Armand Guillaumin: Sunset at Ivry

Sunset at Ivry: Armand Guillaumin

Armand Guillaumin’s Sunset at Ivry (Soleil couchant à Ivry) of 1873 grants a great deal of the canvas to light effects in the evening sky where the heat of the day, the golden light, begins to dissipate while cold blues signifying the approaching night begins to descend on the darkening scene of industrial chimneys and water.

The unfinished technique combined with an attention to atmospheric effects, such as in the wafting red-brown of the factories’ smoke against the sunlight, looks back to the work of J.M.W. Turner.
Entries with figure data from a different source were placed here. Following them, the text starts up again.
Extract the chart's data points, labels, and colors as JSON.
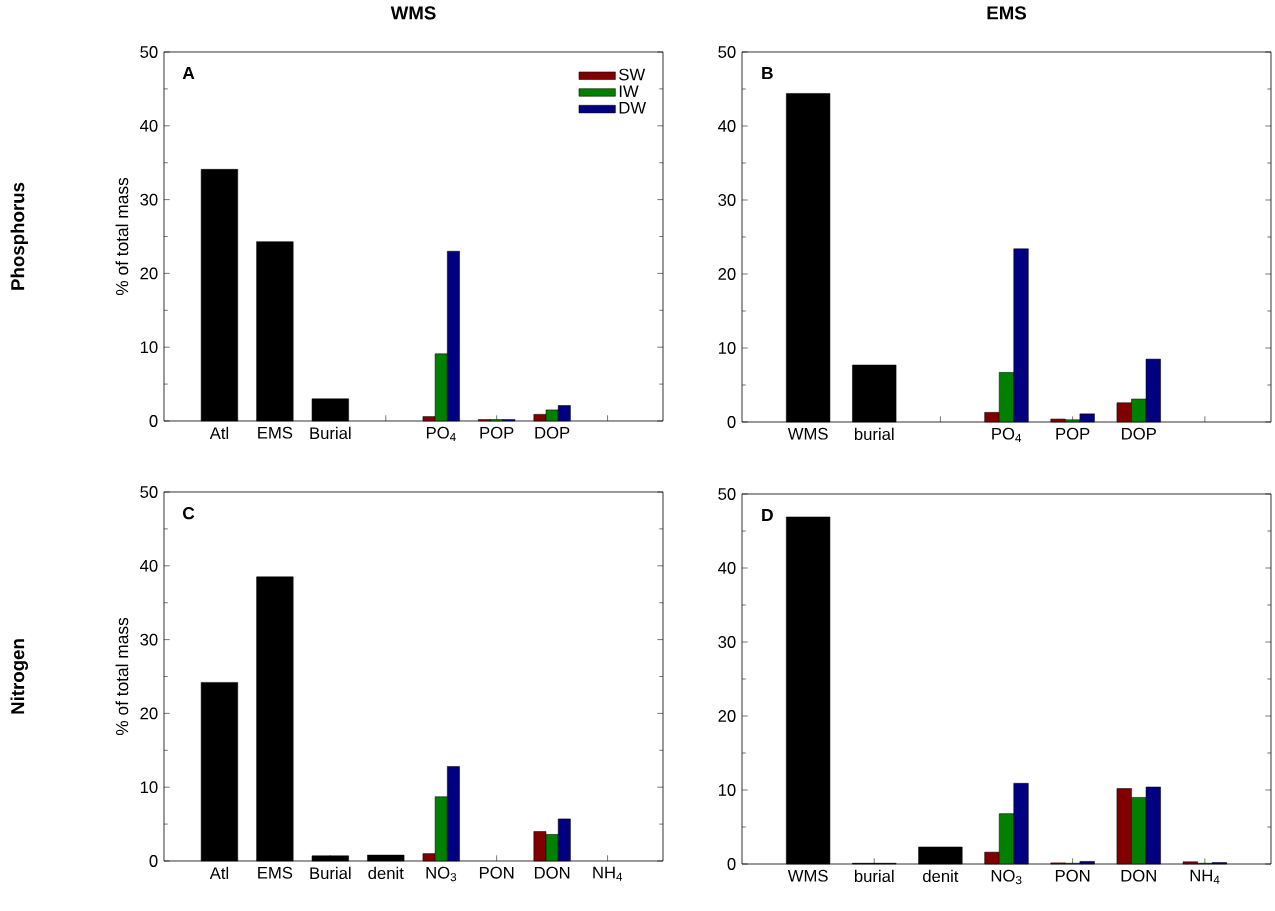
{
  "chart_data": [
    {
      "type": "bar",
      "title": "WMS",
      "ylabel": "% of total mass",
      "annotations": [
        "A",
        "Phosphorus"
      ],
      "categories": [
        "Atl",
        "EMS",
        "Burial",
        null,
        "PO$_{4}$",
        "POP",
        "DOP",
        null
      ],
      "series": [
        {
          "color": "#000000",
          "values": [
            34.1,
            24.3,
            3.0,
            null,
            null,
            null,
            null,
            null
          ]
        },
        {
          "name": "SW",
          "color": "#800000",
          "values": [
            null,
            null,
            null,
            null,
            0.6,
            0.2,
            0.9,
            null
          ]
        },
        {
          "name": "IW",
          "color": "#008000",
          "values": [
            null,
            null,
            null,
            null,
            9.1,
            0.2,
            1.5,
            null
          ]
        },
        {
          "name": "DW",
          "color": "#000080",
          "values": [
            null,
            null,
            null,
            null,
            23.0,
            0.2,
            2.1,
            null
          ]
        }
      ],
      "ylim": [
        0,
        50
      ],
      "yticks": [
        0,
        10,
        20,
        30,
        40,
        50
      ],
      "legend": "top right"
    },
    {
      "type": "bar",
      "title": "EMS",
      "annotations": [
        "B"
      ],
      "categories": [
        "WMS",
        "burial",
        null,
        "PO$_{4}$",
        "POP",
        "DOP",
        null
      ],
      "series": [
        {
          "color": "#000000",
          "values": [
            44.4,
            7.7,
            null,
            null,
            null,
            null,
            null
          ]
        },
        {
          "color": "#800000",
          "values": [
            null,
            null,
            null,
            1.3,
            0.4,
            2.6,
            null
          ]
        },
        {
          "color": "#008000",
          "values": [
            null,
            null,
            null,
            6.7,
            0.3,
            3.1,
            null
          ]
        },
        {
          "color": "#000080",
          "values": [
            null,
            null,
            null,
            23.4,
            1.1,
            8.5,
            null
          ]
        }
      ],
      "ylim": [
        0,
        50
      ],
      "yticks": [
        0,
        10,
        20,
        30,
        40,
        50
      ]
    },
    {
      "type": "bar",
      "ylabel": "% of total mass",
      "annotations": [
        "C",
        "Nitrogen"
      ],
      "categories": [
        "Atl",
        "EMS",
        "Burial",
        "denit",
        "NO$_{3}$",
        "PON",
        "DON",
        "NH$_{4}$"
      ],
      "series": [
        {
          "color": "#000000",
          "values": [
            24.2,
            38.5,
            0.7,
            0.8,
            null,
            null,
            null,
            null
          ]
        },
        {
          "color": "#800000",
          "values": [
            null,
            null,
            null,
            null,
            1.0,
            null,
            4.0,
            null
          ]
        },
        {
          "color": "#008000",
          "values": [
            null,
            null,
            null,
            null,
            8.7,
            null,
            3.6,
            null
          ]
        },
        {
          "color": "#000080",
          "values": [
            null,
            null,
            null,
            null,
            12.8,
            null,
            5.7,
            null
          ]
        }
      ],
      "ylim": [
        0,
        50
      ],
      "yticks": [
        0,
        10,
        20,
        30,
        40,
        50
      ]
    },
    {
      "type": "bar",
      "annotations": [
        "D"
      ],
      "categories": [
        "WMS",
        "burial",
        "denit",
        "NO$_{3}$",
        "PON",
        "DON",
        "NH$_{4}$"
      ],
      "series": [
        {
          "color": "#000000",
          "values": [
            46.9,
            0.1,
            2.3,
            null,
            null,
            null,
            null
          ]
        },
        {
          "color": "#800000",
          "values": [
            null,
            null,
            null,
            1.6,
            0.15,
            10.2,
            0.3
          ]
        },
        {
          "color": "#008000",
          "values": [
            null,
            null,
            null,
            6.8,
            0.1,
            9.0,
            0.1
          ]
        },
        {
          "color": "#000080",
          "values": [
            null,
            null,
            null,
            10.9,
            0.35,
            10.4,
            0.2
          ]
        }
      ],
      "ylim": [
        0,
        50
      ],
      "yticks": [
        0,
        10,
        20,
        30,
        40,
        50
      ]
    }
  ]
}
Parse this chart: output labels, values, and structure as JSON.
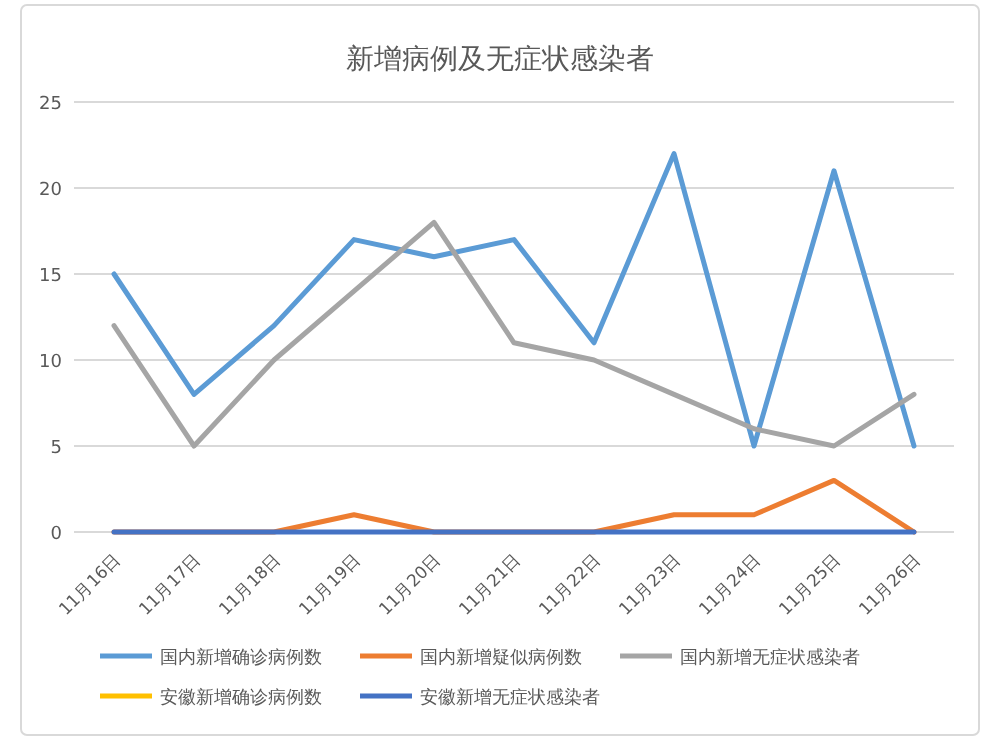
{
  "chart_data": {
    "type": "line",
    "title": "新增病例及无症状感染者",
    "categories": [
      "11月16日",
      "11月17日",
      "11月18日",
      "11月19日",
      "11月20日",
      "11月21日",
      "11月22日",
      "11月23日",
      "11月24日",
      "11月25日",
      "11月26日"
    ],
    "series": [
      {
        "name": "国内新增确诊病例数",
        "color": "#5b9bd5",
        "values": [
          15,
          8,
          12,
          17,
          16,
          17,
          11,
          22,
          5,
          21,
          5
        ]
      },
      {
        "name": "国内新增疑似病例数",
        "color": "#ed7d31",
        "values": [
          0,
          0,
          0,
          1,
          0,
          0,
          0,
          1,
          1,
          3,
          0
        ]
      },
      {
        "name": "国内新增无症状感染者",
        "color": "#a5a5a5",
        "values": [
          12,
          5,
          10,
          14,
          18,
          11,
          10,
          8,
          6,
          5,
          8
        ]
      },
      {
        "name": "安徽新增确诊病例数",
        "color": "#ffc000",
        "values": [
          null,
          null,
          null,
          null,
          null,
          null,
          null,
          null,
          null,
          null,
          null
        ]
      },
      {
        "name": "安徽新增无症状感染者",
        "color": "#4472c4",
        "values": [
          0,
          0,
          0,
          0,
          0,
          0,
          0,
          0,
          0,
          0,
          0
        ]
      }
    ],
    "ylim": [
      0,
      25
    ],
    "yticks": [
      0,
      5,
      10,
      15,
      20,
      25
    ],
    "grid": "y",
    "legend": "bottom",
    "marker": "none",
    "line_style": "solid"
  }
}
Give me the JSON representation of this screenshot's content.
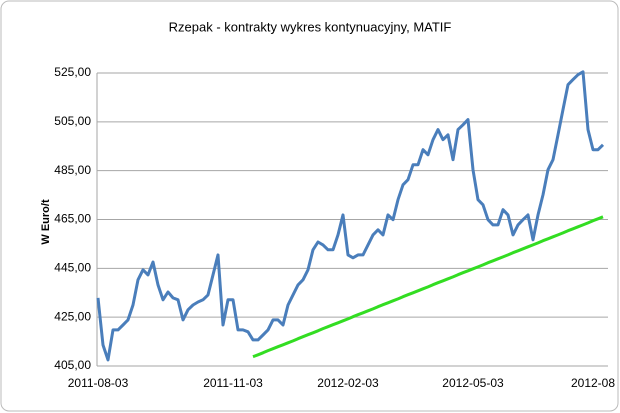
{
  "chart_data": {
    "type": "line",
    "title": "Rzepak - kontrakty wykres kontynuacyjny, MATIF",
    "y_label": "W Euro/t",
    "categories": [
      "2011-08-03",
      null,
      null,
      null,
      null,
      null,
      null,
      null,
      null,
      null,
      null,
      null,
      null,
      null,
      null,
      null,
      null,
      null,
      null,
      null,
      null,
      null,
      null,
      null,
      null,
      null,
      null,
      "2011-11-03",
      null,
      null,
      null,
      null,
      null,
      null,
      null,
      null,
      null,
      null,
      null,
      null,
      null,
      null,
      null,
      null,
      null,
      null,
      null,
      null,
      null,
      null,
      "2012-02-03",
      null,
      null,
      null,
      null,
      null,
      null,
      null,
      null,
      null,
      null,
      null,
      null,
      null,
      null,
      null,
      null,
      null,
      null,
      null,
      null,
      null,
      null,
      null,
      null,
      "2012-05-03",
      null,
      null,
      null,
      null,
      null,
      null,
      null,
      null,
      null,
      null,
      null,
      null,
      null,
      null,
      null,
      null,
      null,
      null,
      null,
      null,
      null,
      null,
      null,
      "2012-08",
      null,
      null
    ],
    "series": [
      {
        "color": "#4a7ebb",
        "values": [
          432.9,
          413.6,
          407.5,
          419.8,
          419.8,
          421.8,
          423.9,
          430,
          440.3,
          444.4,
          442.3,
          447.6,
          438.2,
          432.1,
          435.3,
          432.9,
          432.1,
          423.9,
          428,
          430,
          431.2,
          432.1,
          434.1,
          442.3,
          450.5,
          421.8,
          432.1,
          432.1,
          419.8,
          419.8,
          419,
          415.7,
          415.7,
          417.7,
          419.8,
          423.9,
          423.9,
          421.8,
          430,
          434.1,
          438.2,
          440.3,
          444.4,
          452.6,
          455.8,
          454.6,
          452.6,
          452.6,
          458.7,
          466.9,
          450.5,
          449.3,
          450.5,
          450.5,
          454.6,
          458.7,
          460.8,
          458.7,
          466.9,
          464.9,
          473.1,
          479.2,
          481.3,
          487.4,
          487.4,
          493.6,
          491.5,
          497.7,
          501.8,
          497.7,
          499.7,
          489.5,
          501.8,
          503.8,
          505.9,
          485.4,
          473.1,
          471,
          464.9,
          462.8,
          462.8,
          469,
          466.9,
          458.7,
          462.8,
          464.9,
          466.9,
          456.7,
          466.9,
          475.1,
          485.4,
          489.5,
          499.7,
          510,
          520.2,
          522.3,
          524.3,
          525.5,
          501.8,
          493.6,
          493.6,
          495.6
        ]
      },
      {
        "color": "#33dd22",
        "values": [
          null,
          null,
          null,
          null,
          null,
          null,
          null,
          null,
          null,
          null,
          null,
          null,
          null,
          null,
          null,
          null,
          null,
          null,
          null,
          null,
          null,
          null,
          null,
          null,
          null,
          null,
          null,
          null,
          null,
          null,
          null,
          408.8,
          409.6,
          410.4,
          411.3,
          412.1,
          412.9,
          413.7,
          414.5,
          415.3,
          416.2,
          417.0,
          417.8,
          418.6,
          419.4,
          420.3,
          421.1,
          421.9,
          422.7,
          423.5,
          424.3,
          425.2,
          426.0,
          426.8,
          427.6,
          428.4,
          429.3,
          430.1,
          430.9,
          431.7,
          432.5,
          433.4,
          434.2,
          435.0,
          435.8,
          436.6,
          437.4,
          438.3,
          439.1,
          439.9,
          440.7,
          441.5,
          442.4,
          443.2,
          444.0,
          444.8,
          445.6,
          446.4,
          447.3,
          448.1,
          448.9,
          449.7,
          450.5,
          451.4,
          452.2,
          453.0,
          453.8,
          454.6,
          455.4,
          456.3,
          457.1,
          457.9,
          458.7,
          459.5,
          460.4,
          461.2,
          462.0,
          462.8,
          463.6,
          464.5,
          465.3,
          466.1
        ]
      }
    ],
    "ylim": [
      405,
      525
    ],
    "yticks": [
      {
        "value": 405,
        "label": "405,00"
      },
      {
        "value": 425,
        "label": "425,00"
      },
      {
        "value": 445,
        "label": "445,00"
      },
      {
        "value": 465,
        "label": "465,00"
      },
      {
        "value": 485,
        "label": "485,00"
      },
      {
        "value": 505,
        "label": "505,00"
      },
      {
        "value": 525,
        "label": "525,00"
      }
    ],
    "grid": true
  }
}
Guillaumin also joys in the treatment of the water and its reflections of the trees on the right, and in the gold and turquoise of the water in the left middle distance.

There is poise in this painting between nature on the one hand and the industrial and the social on the other.

Armand Guillaumin is one of the lesser-known French Impressionists. Yet he could count among his artist friends such figures as Paul Cézanne and Camille Pissarro whom he met at the Académie Suisse where he studied from 1861.

Guillaumin exhibited early works at the Salon des Réfusés of 1863 and participated in 6 of the 8 Impressionist exhibitions from 1874. In 1886 he befriended Vincent Van Gogh whose brother Theo sold some work for him.

Armand Guillaumin’s Sunset at Ivry is in the Musée d’Orsay in Paris, France.